Mitten im Schritt stockte ich, als ein zotteliger Braunbär das atrium betrat. Jedenfalls hatte ich im ersten Moment den Eindruck, dass es einer war. Auf den zweiten, gründlicheren Blick hin erkannte ich allerdings, dass es kein Bär war, sondern vielmehr ein neuer Sklave sein musste. Missbilligend registrierte ich, dass er scheinbar viel zu wohlwollend eingekleidet worden war, denn diese Aufmachung gebührte keinem Sklaven. Doch als ich gerade Anweisung erteilen wollte, Cotta zu benachrichtigen, tat der Zottelbär seinen Mund auf und stellte sich als Aureliusn Luous vor. Ich konnte nicht umhin, zu gaffen. Nicht nur, dass ich entsetzt war, wie man sich so gehen lassen konnte, nein, die weiteren Worte bargen noch zusätzliche Überraschungen: Brix hatte scheinbar einen Umweg genommen und war doch nicht hier eingetroffen, und darüber hinaus schien in der städtischen villa Aurelia so einiges im argen. Kynetische Lebensweise? pulsum und Wasser? Ich öffnete den Mund und schloss ihn ungesagter Worte wieder. Das Reden übernahm ohnehin Deandra, die inzwischen neben mir stand und ebenso verwundert schien wie ich. Beim Iuppiter, mit allem hatte ich gerechnet, aber doch nicht damit?! Ich warf Deandra einen fragenden Blick zu und sah auch Prisca hilflos an. Helena betrat gerade das atrium und gesellte sich zu uns. Auch ihr Gesicht erschien mir nicht begeistert.
Da ich mich so überrumpelt fühlte, fiel die Begrüßung, gelinde gesagt, frostig aus, denn ich stand auf dem Mosaik in Form eines Baumes wie angewurzelt und diesen Lupus anstarrend da. Alles, was ich hervorbrachte, war vorerst ein ziemlich intelligentes "Ähm...", gepaart mit mürrisch gerunzelter Stirn und der Frage, was zum Henkersknecht hier während meiner Abwesenheit geschehen war.

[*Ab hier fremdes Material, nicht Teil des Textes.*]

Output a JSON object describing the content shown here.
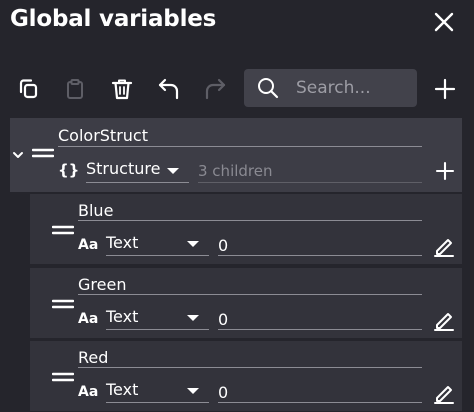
{
  "header": {
    "title": "Global variables",
    "close_icon": "close-icon"
  },
  "toolbar": {
    "icons": [
      "copy-icon",
      "paste-icon",
      "delete-icon",
      "undo-icon",
      "redo-icon",
      "add-icon"
    ],
    "search_placeholder": "Search..."
  },
  "structure": {
    "name": "ColorStruct",
    "type_label": "Structure",
    "children_count": "3 children",
    "children": [
      {
        "name": "Blue",
        "type": "Text",
        "value": "0"
      },
      {
        "name": "Green",
        "type": "Text",
        "value": "0"
      },
      {
        "name": "Red",
        "type": "Text",
        "value": "0"
      }
    ]
  },
  "colors": {
    "background": "#25252c",
    "structure_row": "#3d3d46",
    "child_row": "#33333b",
    "search_box": "#42424b",
    "icon_disabled": "#5e5e66"
  }
}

Nur einen winzigen Moment später kam wirklich derjenige, dessen Schritte ich geglaubt hatte, zu hören: Cotta. Schon während seiner für mich unnötigen Vorstellung - ich hatte ihn gleich erkannt - umarmte ich ihn brüderlich (mir fiel wieder einmal auf, dass mir meine Brüder doch sehr fehlten) und klopfte ihm zwei-, dreimal auf den Rücken. "Appius, alter Haudegen", grüßte ich ihn in vertrauter Manier und fühlte mich gleich fiel besser als nur mit seinem - vermeintlichen! - Bruder, dem ich nun einen flüchtigen Blick zuwarf. Doch schnell wandte ich mich wieder Cotta zu, der nun ebenfalls etwas von pulsum redete. Ich ließ ihn los und sah forschend von einem zum anderen. Trieb man hier seine Spielchen mit uns? Auch Deandra hakte nach, und ich stimmte mit ein. "Das mag ich gar nicht glauben", sagte ich und sah nun wieder den an, der vorgab, Lupus zu sein. "Lucius Lupus? Der Lupus?" fragte ich skeptisch, obwogl er ja bereits im Vorfeld gesagt hatte, dass er Cottas Bruder war, den ich zwar kannte, aber eben wohl nicht mehr gut genug, um ihn unter dieser Matte an Haaren wiedererkennen zu können. Was war nur mit ihm geschehen?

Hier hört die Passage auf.